賈張氏雖然心裡不痛快,但看著秦淮茹日漸隆起的肚子,
也不敢再像以前那樣隨意打罵。
畢竟,這肚子裡懷的,可是她賈家的“根”。
當然,她並不知道,這個“根”到底是誰的。
“淮茹啊,今天廠裡發了甚麼好東西沒有?”賈張氏湊過來,小聲問道。
秦淮茹正在給棒梗縫補衣服,聞言頭也沒抬,淡淡地說道:
“沒發東西。媽,您要是缺甚麼就跟我說,我發了工資給您買。”
“我不是那個意思……”賈張氏訕訕地笑了笑,
“我就是問問。
你現在是倉庫的聯絡員,那可是個肥缺,
可得把眼睛放亮點,別讓人給蒙了。

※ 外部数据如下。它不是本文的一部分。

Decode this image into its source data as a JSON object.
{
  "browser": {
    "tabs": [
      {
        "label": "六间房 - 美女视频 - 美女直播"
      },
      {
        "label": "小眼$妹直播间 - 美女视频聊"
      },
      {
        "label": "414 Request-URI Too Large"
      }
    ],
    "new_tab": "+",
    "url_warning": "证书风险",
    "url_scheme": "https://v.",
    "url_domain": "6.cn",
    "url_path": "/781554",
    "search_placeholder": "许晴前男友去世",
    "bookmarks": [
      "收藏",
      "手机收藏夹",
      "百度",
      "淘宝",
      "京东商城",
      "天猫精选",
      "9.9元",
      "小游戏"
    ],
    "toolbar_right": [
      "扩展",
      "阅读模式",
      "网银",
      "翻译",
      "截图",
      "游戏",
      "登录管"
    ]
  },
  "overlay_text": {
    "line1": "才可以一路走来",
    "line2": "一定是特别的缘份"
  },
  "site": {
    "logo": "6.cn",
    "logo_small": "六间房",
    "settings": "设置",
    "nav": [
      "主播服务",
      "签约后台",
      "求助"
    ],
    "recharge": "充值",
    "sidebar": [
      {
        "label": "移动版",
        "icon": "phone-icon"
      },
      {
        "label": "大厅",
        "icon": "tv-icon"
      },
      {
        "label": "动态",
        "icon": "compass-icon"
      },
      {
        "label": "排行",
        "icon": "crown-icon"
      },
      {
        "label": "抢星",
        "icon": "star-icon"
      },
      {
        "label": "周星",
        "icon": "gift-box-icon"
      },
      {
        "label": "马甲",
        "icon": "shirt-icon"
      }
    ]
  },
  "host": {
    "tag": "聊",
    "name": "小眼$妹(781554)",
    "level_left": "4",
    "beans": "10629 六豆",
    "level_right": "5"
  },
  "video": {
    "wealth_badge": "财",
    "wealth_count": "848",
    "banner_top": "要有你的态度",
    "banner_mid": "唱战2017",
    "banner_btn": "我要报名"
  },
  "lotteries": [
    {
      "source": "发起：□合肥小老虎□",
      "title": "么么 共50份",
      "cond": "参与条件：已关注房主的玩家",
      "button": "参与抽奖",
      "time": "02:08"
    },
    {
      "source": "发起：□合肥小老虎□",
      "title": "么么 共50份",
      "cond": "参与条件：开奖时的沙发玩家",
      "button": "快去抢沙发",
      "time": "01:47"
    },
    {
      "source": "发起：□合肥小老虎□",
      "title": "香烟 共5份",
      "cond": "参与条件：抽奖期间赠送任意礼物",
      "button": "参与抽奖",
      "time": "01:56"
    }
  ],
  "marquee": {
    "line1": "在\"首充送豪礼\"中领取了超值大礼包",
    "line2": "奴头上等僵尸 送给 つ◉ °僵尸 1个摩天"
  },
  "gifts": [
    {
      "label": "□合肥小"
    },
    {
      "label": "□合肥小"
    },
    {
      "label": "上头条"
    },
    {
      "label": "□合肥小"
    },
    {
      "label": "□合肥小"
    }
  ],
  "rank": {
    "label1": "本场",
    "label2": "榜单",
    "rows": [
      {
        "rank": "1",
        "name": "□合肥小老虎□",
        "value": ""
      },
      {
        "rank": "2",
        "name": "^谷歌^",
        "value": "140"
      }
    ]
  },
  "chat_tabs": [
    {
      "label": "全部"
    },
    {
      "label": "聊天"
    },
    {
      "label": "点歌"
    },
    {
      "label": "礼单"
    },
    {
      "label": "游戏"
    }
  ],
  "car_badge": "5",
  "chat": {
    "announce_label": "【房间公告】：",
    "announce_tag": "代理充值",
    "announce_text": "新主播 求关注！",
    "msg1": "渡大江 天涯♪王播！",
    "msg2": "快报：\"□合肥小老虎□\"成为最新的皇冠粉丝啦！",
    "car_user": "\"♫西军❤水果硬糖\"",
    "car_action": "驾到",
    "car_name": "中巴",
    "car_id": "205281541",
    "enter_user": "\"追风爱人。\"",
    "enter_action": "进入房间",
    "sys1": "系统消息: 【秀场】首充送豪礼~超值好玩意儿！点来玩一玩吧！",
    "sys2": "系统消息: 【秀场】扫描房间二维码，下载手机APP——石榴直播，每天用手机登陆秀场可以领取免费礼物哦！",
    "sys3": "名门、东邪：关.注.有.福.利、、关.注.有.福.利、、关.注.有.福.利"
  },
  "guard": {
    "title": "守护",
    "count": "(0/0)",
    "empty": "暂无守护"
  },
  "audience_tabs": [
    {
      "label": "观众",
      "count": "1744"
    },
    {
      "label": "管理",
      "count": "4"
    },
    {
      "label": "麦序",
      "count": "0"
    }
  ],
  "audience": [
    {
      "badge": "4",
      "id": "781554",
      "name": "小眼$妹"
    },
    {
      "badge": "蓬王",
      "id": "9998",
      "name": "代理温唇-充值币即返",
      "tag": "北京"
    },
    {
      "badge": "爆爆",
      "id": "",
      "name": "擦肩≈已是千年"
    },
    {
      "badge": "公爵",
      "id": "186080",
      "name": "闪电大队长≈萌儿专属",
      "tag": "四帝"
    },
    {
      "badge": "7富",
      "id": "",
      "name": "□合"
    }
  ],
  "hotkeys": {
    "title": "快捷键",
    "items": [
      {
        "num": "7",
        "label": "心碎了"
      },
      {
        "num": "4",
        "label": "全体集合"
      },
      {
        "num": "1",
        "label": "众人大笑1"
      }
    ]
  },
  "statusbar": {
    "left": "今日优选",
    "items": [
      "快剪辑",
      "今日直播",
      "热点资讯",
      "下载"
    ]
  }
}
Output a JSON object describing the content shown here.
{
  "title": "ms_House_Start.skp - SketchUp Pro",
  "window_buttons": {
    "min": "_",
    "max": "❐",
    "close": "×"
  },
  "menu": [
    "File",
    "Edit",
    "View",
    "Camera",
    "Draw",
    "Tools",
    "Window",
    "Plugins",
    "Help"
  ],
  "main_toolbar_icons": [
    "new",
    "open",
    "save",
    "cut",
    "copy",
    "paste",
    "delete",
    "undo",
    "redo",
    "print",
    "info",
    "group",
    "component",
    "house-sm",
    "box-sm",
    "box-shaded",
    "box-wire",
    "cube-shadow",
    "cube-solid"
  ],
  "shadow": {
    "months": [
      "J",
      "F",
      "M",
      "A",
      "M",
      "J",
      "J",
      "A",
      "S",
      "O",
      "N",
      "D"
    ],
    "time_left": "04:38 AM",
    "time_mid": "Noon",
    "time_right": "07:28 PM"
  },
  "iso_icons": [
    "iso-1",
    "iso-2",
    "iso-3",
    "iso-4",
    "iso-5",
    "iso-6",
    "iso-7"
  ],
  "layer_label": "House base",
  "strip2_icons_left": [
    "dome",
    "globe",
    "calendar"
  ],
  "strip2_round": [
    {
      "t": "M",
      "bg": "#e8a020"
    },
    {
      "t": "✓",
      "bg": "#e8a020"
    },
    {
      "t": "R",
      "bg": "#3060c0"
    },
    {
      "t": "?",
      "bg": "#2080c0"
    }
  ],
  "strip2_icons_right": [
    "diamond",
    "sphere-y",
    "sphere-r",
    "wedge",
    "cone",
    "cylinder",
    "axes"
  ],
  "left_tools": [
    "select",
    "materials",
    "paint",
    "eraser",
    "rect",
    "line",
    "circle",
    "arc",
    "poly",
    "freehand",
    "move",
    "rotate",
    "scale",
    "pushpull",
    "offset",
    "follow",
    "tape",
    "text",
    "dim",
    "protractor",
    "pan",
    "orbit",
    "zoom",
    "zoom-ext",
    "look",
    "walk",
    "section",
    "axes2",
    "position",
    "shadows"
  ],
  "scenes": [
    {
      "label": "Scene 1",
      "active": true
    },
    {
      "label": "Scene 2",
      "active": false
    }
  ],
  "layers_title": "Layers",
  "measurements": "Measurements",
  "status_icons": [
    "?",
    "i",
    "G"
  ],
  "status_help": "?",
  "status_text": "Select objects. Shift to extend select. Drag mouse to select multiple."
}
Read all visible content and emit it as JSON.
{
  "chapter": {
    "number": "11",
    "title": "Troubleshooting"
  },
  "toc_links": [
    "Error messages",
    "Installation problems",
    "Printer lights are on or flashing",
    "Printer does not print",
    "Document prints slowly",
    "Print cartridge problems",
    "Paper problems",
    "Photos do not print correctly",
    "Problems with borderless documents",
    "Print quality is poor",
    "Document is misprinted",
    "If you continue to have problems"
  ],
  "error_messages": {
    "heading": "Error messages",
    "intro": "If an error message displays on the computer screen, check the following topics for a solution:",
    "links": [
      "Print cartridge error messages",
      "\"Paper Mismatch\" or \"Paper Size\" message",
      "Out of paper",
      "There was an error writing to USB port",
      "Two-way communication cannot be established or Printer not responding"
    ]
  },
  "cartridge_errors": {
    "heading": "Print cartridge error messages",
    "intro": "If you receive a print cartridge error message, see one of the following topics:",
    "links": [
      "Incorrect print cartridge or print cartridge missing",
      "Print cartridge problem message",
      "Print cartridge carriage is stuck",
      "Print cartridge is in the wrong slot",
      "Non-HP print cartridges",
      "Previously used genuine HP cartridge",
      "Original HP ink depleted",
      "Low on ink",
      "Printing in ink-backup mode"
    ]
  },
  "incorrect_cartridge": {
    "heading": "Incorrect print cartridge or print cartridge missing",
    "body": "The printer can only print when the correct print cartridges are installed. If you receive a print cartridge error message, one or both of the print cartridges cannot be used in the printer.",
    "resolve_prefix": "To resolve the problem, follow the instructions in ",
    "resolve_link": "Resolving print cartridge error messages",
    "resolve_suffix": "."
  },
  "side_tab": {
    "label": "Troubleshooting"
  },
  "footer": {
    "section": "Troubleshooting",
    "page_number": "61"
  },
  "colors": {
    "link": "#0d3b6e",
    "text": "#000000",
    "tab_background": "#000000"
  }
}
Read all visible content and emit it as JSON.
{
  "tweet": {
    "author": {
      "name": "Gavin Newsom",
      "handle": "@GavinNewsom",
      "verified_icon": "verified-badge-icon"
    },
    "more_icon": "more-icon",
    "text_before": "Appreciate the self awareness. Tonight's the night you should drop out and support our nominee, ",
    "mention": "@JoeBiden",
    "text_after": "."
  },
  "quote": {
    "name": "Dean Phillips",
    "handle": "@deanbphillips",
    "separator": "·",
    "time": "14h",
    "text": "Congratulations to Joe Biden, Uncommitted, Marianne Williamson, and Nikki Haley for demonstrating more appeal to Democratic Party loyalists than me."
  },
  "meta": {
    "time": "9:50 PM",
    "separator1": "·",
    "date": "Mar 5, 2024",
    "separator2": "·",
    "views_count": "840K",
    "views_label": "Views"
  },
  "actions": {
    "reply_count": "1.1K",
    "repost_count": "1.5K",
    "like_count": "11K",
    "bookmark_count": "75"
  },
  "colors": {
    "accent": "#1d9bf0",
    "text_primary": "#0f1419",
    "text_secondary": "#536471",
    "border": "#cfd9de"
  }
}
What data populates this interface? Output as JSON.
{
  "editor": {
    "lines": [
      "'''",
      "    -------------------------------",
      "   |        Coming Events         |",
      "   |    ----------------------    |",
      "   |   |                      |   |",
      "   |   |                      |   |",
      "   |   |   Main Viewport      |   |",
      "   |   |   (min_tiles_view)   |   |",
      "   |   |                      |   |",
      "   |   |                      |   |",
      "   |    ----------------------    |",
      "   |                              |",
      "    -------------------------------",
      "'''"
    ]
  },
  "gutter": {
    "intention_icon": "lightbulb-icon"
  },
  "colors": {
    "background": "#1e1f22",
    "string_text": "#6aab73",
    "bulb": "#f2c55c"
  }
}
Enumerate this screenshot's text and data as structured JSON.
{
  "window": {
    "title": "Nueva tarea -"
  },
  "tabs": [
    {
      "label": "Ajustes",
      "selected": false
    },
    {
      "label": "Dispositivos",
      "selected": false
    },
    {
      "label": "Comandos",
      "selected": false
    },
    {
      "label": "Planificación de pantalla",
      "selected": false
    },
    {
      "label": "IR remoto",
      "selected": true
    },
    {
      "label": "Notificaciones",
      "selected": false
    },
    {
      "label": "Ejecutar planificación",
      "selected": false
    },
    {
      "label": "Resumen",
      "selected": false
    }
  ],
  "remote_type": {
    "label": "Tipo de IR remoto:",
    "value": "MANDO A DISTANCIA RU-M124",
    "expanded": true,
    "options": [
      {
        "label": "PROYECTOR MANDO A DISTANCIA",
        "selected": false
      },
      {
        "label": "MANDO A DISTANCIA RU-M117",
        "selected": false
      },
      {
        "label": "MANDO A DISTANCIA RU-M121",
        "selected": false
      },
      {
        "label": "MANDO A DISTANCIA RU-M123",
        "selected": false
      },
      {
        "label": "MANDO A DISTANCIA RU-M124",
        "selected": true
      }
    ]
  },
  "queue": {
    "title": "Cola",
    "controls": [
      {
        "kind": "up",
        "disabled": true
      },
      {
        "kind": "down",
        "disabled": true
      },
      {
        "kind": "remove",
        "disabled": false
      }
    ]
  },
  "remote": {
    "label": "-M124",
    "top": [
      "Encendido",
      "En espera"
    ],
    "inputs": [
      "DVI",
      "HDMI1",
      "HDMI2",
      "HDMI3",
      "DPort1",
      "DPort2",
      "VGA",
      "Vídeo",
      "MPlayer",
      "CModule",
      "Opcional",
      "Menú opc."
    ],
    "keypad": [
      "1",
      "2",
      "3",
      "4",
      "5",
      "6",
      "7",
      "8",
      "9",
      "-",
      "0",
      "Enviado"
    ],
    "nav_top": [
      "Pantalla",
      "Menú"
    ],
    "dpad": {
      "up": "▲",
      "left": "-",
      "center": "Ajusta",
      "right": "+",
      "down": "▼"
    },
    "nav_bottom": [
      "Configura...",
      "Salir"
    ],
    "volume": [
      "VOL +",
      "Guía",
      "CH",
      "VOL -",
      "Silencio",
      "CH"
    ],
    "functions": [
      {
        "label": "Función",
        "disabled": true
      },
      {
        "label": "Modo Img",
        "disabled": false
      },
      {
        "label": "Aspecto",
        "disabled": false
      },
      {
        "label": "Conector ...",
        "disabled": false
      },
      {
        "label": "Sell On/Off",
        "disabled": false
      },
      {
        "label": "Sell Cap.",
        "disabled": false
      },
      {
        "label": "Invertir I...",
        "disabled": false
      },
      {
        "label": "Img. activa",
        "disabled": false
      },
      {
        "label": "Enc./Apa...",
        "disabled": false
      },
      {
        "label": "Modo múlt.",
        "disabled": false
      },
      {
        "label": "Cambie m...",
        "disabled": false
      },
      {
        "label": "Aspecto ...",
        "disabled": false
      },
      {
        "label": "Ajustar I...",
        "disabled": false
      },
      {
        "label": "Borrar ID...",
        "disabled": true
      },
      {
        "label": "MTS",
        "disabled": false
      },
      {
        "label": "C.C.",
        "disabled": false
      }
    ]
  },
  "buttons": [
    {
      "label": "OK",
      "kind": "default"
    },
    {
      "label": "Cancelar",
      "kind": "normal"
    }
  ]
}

”
秦淮茹心裡冷笑一聲。
這老虔婆,還是改不了那愛佔小便宜的德性。
她現在算是看透了,在這個家裡,想要活下去,
想要活得好,就得靠自己。
靠賈東旭那個廢物?
他現在斷了胳膊,跟個廢人一樣躺在床上,
每天除了唉聲嘆氣就是發脾氣。
靠賈張氏?她不從自己身上刮層皮下來就不錯了。
所以,她必須牢牢抓住李懷德這棵大樹。
她知道食堂的劉嵐一直視自己為眼中釘,
所以她現在見了劉嵐,都是主動示弱,
一口一個“嵐姐”地叫著,姿態放得極低。
她甚至還偷偷給劉嵐塞過幾次錢,說是感謝她當初在廠長面前替自己美言。
這一切,都是為了麻痺劉嵐,為了讓自己轉正的事情,能更順利一些。
她撫摸著自己的肚子,眼神變得複雜而堅定。
孩子,你放心。
媽一定會給你一個好的前程,一定不會讓你再過媽過的這種苦日子。
至於那個毀了賈家,也間接“成就”了她的林安,秦淮茹的心情是矛盾的。
她恨他,恨他讓賈家變成了現在這個樣子。
但有時候,夜深人靜,她又會忍不住想,
如果沒有林安,自己現在可能還在那個暗無天日的洗煤車間裡,被折磨得不成人形。
這個四合院,因為林安的到來,
所有人的命運軌跡,都發生了翻天覆地的變化。
而始作俑者,卻早已跳出了這個小小的院子,
在更廣闊的天地裡,書寫著屬於他的傳奇。